Transmigration of Toxoplasma gondii across biological barriers

Abstract

Toxoplasma gondii is an obligate intracellular parasite that can likely infect all warm-blooded vertebrates, with estimates of up to 30% of the global human population being infected. Although infection with T. gondii is usually asymptomatic or mild, in immunocompromised individuals infection can lead to lethal toxoplasmic encephalitis. Infection acquired during pregnancy can also lead to serious ocular or neurological damage and even death of the foetus. Following ingestion, the parasite is able to cross the first biological barrier it encounters, the gut epithelium and convert to the rapidly replicating tachyzoite stage. It can then disseminate throughout the body of the host, eventually reaching sites such as the brain, after crossing the blood-brain barrier (BBB). Previous findings have shown that T. gondii can use leukocytes, such as dendritic cells (DCs), for dissemination via a “Trojan horse”-type mechanism, but how T. gondii then crosses restrictive barriers such as the BBB is still not fully understood. The overall objective of this work has been to investigate how T. gondii crosses biological barriers and how infection impacts host cell signalling.

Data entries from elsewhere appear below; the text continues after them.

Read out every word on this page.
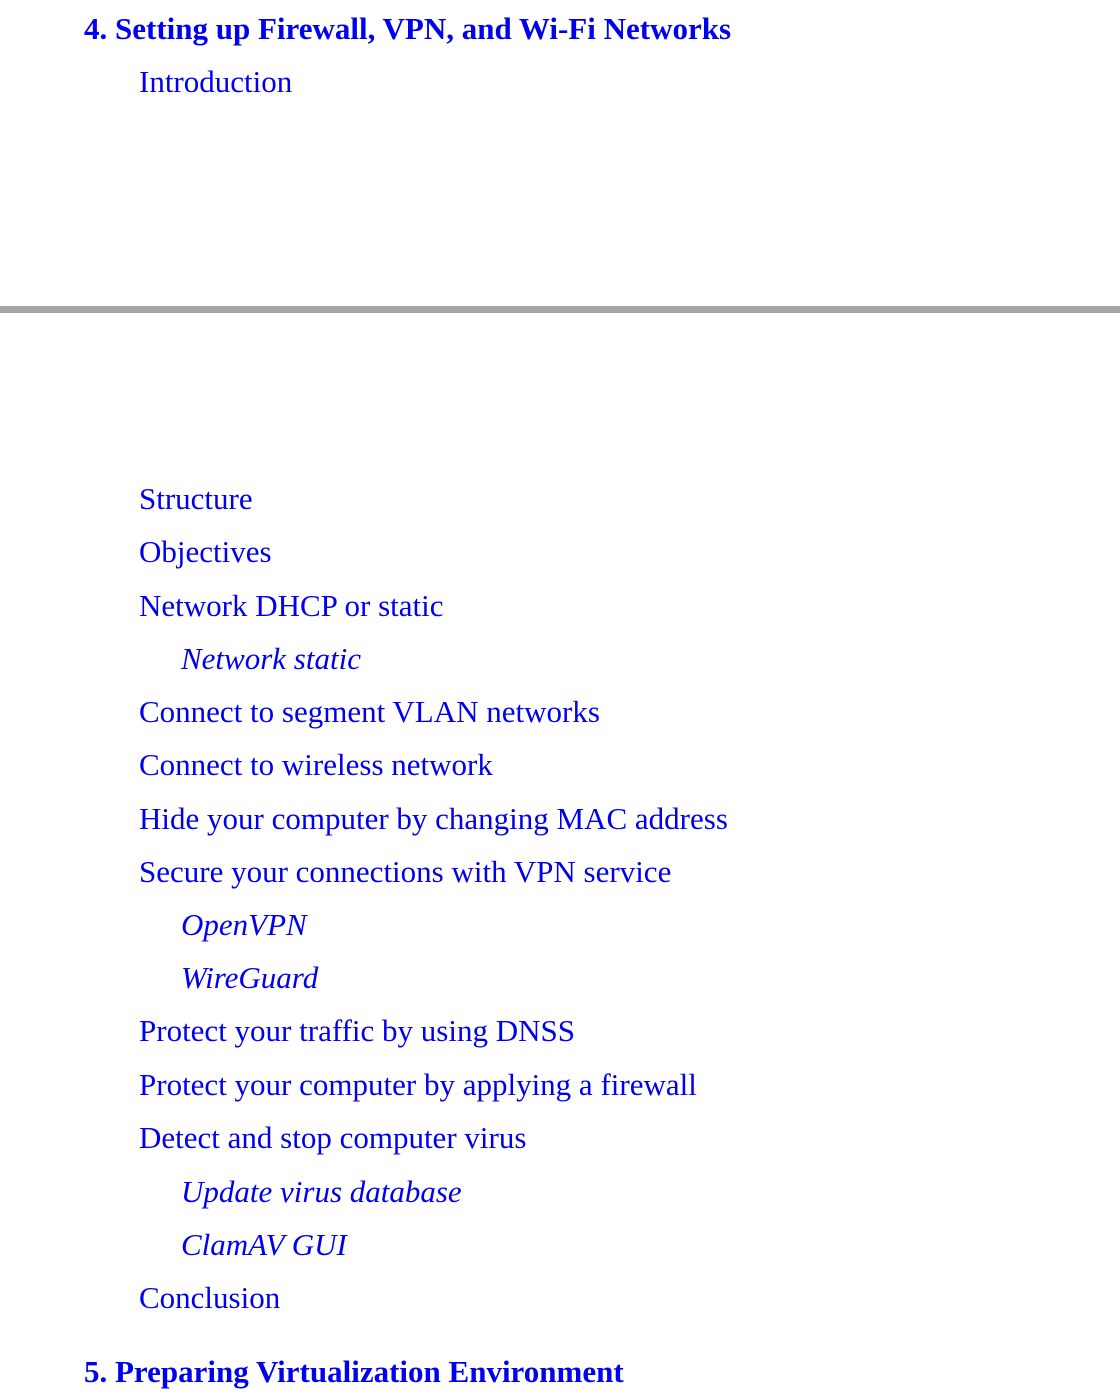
4. Setting up Firewall, VPN, and Wi-Fi Networks
Introduction
Structure
Objectives
Network DHCP or static
Network static
Connect to segment VLAN networks
Connect to wireless network
Hide your computer by changing MAC address
Secure your connections with VPN service
OpenVPN
WireGuard
Protect your traffic by using DNSS
Protect your computer by applying a firewall
Detect and stop computer virus
Update virus database
ClamAV GUI
Conclusion
5. Preparing Virtualization Environment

In paper I we demonstrate that T. gondii can cross polarised cell monolayers without significantly perturbing barrier integrity. Reduced phosphorylation of focal adhesion kinase (FAK) was observed in cell monolayers upon T. gondii challenge, and inhibition or gene silencing of FAK (Ptk2) facilitated transmigration of T. gondii across polarised cell monolayers. In paper II we found that upon T. gondii infection of DCs, secreted TIMP-1 induces hypermotility by activating β1 integrin-FAK signalling through interactions with CD63. In paper III we show that T. gondii can cross polarised endothelial cell monolayers inside DCs. We also report that parasitised DCs on endothelium do not display a hypermotile phenotype, switching to integrin-dependent motility. Blockade of β1 and β2 integrins or ICAM-1, and gene silencing of β1 (Itgb1) or talin (Tln1) restored infected-DC motility, and reduced the frequency of transmigration of T. gondii-challenged DCs across endothelium. In paper IV we demonstrate that, shortly after T. gondii inoculation in mice, parasites mainly localised to cortical capillaries of the brain. Early invasion to the brain parenchyma occurred in absence of a significant increase in BBB permeability, perivascular leukocyte cuffs or haemorrhage. Further, pharmacological inhibition or endothelial cell-specific knockout of FAK facilitated parasite transmigration to the brain parenchyma.

In paper V we report that DCs challenged with type II T. gondii transmigrate across polarised endothelial cell monolayers at a higher frequency than type I T. gondii, while type I infected DCs exhibited increased migratory velocities on endothelium. We also show that T. gondii-induced upregulation of ICAM-1 in DCs is genotype-dependent, and requires the T. gondii secreted effector GRA15. Finally, gene silencing of leukocyte ICAM-1 (Icam-1) or deletion of T. gondii GRA15 reduced transmigration across endothelial cell monolayers.

In summary, the work in this thesis provides novel insights into how T. gondii can potentially cross biological barriers on its journey to the brain. We find that T. gondii can cross polarised monolayers both as free parasites and using DCs as a “Trojan horse”, and identify new ways in which T. gondii can alter host cell dynamics to benefit its own dissemination.

Keywords: Apicomplexa, blood-brain barrier, leukocyte, immune cell, transendothelial migration, cell adhesion molecule, host-pathogen, FAK, integrin.